Zeit und Raum verlieren in 13 Sentinels: Aegis Rim sehr schnell an Relevanz, zumindest bis das Konstrukt der Welt offenbart wird und die Spieler hinter die Fassaden blicken. Bis dahin werden wir durch verschiedene Epochen gescheucht, durchbrechen mehrmals die Grenzen der Kausalität und sehen die Visionen einer antiken Vergangenheit. Die meisten Figuren folgen einem linearen, chronologischen Pfad, doch einige Story-Abschnitte sind abwechslungsreicher gestaltet worden. Manchmal sind wir zum Beispiel in einer Situation gefangen, die uns - ähnlich wie in "Und täglich grüßt das Murmeltier" - die gleiche Szene immer und immer wieder abspielen lässt, während wir auf der Suche nach dem Ausgang aus der Schleife sind.

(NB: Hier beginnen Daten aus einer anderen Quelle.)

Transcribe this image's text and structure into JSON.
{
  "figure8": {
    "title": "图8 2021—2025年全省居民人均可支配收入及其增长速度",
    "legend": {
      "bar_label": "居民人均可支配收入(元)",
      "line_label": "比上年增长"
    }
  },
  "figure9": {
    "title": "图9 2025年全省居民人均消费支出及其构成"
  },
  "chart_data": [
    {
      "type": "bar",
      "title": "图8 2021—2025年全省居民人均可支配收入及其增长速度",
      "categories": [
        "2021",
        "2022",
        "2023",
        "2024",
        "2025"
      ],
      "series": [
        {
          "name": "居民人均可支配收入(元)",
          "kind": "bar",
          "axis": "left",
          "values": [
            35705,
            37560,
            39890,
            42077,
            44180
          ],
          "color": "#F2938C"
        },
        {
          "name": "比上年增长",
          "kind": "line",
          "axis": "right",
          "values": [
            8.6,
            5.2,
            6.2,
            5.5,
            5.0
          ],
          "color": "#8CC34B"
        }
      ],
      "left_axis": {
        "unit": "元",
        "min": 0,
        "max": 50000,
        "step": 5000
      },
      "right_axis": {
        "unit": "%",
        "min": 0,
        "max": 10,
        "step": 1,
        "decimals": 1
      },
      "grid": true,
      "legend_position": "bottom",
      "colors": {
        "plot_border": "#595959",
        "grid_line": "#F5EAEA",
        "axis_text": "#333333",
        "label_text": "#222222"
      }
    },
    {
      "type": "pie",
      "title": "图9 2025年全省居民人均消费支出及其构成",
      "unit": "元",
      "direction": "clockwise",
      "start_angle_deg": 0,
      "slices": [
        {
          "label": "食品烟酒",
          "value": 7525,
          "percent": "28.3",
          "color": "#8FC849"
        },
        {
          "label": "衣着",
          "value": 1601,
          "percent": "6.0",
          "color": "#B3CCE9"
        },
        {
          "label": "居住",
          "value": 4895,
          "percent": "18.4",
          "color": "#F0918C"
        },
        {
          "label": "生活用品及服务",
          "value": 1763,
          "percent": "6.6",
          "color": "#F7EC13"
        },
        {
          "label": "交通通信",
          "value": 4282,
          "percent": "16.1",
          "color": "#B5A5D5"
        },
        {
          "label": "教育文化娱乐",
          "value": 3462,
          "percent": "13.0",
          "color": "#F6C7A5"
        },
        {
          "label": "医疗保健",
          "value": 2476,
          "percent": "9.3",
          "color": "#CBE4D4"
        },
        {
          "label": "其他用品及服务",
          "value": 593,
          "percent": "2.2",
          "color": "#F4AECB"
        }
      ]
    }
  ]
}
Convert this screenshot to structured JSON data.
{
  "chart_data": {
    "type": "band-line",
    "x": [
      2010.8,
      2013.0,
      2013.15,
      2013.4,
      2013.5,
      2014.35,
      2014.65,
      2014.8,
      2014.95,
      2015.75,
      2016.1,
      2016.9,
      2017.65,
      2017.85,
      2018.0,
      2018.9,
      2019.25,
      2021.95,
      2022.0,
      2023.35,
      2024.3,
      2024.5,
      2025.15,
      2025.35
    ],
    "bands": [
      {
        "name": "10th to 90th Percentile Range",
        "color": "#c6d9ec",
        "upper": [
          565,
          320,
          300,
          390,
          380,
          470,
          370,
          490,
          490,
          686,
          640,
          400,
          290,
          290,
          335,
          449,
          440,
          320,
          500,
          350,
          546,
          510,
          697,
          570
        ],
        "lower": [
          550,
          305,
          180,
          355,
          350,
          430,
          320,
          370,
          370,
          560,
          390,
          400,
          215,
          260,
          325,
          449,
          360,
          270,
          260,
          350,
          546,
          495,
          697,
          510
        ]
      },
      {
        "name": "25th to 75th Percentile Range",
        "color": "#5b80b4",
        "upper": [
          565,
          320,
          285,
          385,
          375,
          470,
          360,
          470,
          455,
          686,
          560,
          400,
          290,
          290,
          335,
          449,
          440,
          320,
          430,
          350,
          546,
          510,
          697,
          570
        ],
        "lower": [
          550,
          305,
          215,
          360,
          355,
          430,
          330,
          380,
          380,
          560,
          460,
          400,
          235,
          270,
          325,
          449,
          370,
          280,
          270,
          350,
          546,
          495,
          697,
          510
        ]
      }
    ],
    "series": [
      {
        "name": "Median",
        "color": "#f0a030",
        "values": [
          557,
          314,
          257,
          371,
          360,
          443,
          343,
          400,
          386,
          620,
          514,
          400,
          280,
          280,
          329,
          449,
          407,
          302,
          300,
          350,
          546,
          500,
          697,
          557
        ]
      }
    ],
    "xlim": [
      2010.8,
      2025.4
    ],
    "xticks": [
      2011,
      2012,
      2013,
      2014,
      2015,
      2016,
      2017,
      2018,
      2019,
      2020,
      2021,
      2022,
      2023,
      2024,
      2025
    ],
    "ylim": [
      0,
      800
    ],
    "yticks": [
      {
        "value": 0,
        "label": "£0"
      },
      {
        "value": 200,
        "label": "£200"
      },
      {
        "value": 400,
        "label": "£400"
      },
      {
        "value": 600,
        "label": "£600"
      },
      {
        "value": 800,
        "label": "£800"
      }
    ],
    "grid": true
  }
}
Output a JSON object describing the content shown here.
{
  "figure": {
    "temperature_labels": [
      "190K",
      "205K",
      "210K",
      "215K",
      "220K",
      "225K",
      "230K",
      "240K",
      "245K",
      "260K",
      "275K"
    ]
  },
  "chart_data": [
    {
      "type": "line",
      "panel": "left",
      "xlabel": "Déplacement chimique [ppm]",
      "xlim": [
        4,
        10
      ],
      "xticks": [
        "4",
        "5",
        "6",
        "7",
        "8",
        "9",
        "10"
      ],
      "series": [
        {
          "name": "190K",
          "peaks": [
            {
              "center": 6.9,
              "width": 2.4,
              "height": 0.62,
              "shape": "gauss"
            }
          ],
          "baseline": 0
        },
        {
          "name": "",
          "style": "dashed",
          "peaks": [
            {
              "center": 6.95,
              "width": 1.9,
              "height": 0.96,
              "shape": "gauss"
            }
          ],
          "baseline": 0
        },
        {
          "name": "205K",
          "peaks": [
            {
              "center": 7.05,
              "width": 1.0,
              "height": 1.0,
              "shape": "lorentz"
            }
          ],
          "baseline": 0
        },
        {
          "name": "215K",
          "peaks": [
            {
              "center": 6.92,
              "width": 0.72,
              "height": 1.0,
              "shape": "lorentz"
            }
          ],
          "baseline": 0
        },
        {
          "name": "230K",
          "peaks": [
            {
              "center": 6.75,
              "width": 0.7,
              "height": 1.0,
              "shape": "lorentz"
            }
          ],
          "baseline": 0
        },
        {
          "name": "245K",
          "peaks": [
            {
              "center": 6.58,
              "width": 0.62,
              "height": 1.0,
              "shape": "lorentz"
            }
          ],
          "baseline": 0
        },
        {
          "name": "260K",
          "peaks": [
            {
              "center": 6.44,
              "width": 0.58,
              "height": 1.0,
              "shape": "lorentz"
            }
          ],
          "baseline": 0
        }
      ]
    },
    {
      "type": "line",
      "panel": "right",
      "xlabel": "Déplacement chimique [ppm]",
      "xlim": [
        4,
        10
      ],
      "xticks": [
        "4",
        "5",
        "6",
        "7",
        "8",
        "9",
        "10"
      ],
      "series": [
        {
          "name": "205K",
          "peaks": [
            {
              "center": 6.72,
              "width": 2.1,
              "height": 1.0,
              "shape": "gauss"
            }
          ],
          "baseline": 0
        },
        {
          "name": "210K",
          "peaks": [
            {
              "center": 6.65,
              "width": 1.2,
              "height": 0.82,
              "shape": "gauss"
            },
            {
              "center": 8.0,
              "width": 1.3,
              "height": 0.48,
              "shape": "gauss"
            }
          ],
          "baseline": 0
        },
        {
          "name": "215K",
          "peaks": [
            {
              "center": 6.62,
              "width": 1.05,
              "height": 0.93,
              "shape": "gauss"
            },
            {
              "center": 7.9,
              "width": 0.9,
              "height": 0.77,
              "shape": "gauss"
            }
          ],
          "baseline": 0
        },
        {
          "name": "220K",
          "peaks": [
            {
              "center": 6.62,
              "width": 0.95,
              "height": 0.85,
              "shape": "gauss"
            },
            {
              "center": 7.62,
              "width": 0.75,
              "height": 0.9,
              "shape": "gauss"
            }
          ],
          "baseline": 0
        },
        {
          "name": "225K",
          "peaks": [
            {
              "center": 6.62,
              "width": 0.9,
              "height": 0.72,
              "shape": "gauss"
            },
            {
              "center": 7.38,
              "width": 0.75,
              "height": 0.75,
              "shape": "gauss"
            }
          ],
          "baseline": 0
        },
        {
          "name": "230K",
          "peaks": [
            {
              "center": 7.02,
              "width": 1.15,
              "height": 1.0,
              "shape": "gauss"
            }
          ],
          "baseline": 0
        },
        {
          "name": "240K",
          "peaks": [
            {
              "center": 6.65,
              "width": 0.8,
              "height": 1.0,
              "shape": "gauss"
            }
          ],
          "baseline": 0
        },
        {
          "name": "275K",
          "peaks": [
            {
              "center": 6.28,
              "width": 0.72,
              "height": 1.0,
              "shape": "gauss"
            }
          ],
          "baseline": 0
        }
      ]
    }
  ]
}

Bereichert und aufgeweicht wird diese Adventure-Komponente mit einem Strategieaspekt, denn die 13 Figuren fechten im Hintergrund der Ereignisse die finale Schlacht aus, um die drohende Apokalypse doch noch abzuwenden. Im Cockpit der mächtigen Sentinels, das sind 35 Meter hohe Kampfroboter, müssen wir heranstürmende Horden von Alien-Robotern bekämpfen, die spezielle Reaktoren zerstören wollen. Maximal sechs Kämpfer dürfen an einer Schlacht teilnehmen und selbst wenn wir alle 13 Roboter gleichzeitig auf das Schlachtfeld beordern könnten, wären wir der feindlichen Übermacht zahlenmäßig nicht einmal ansatzweise gewachsen.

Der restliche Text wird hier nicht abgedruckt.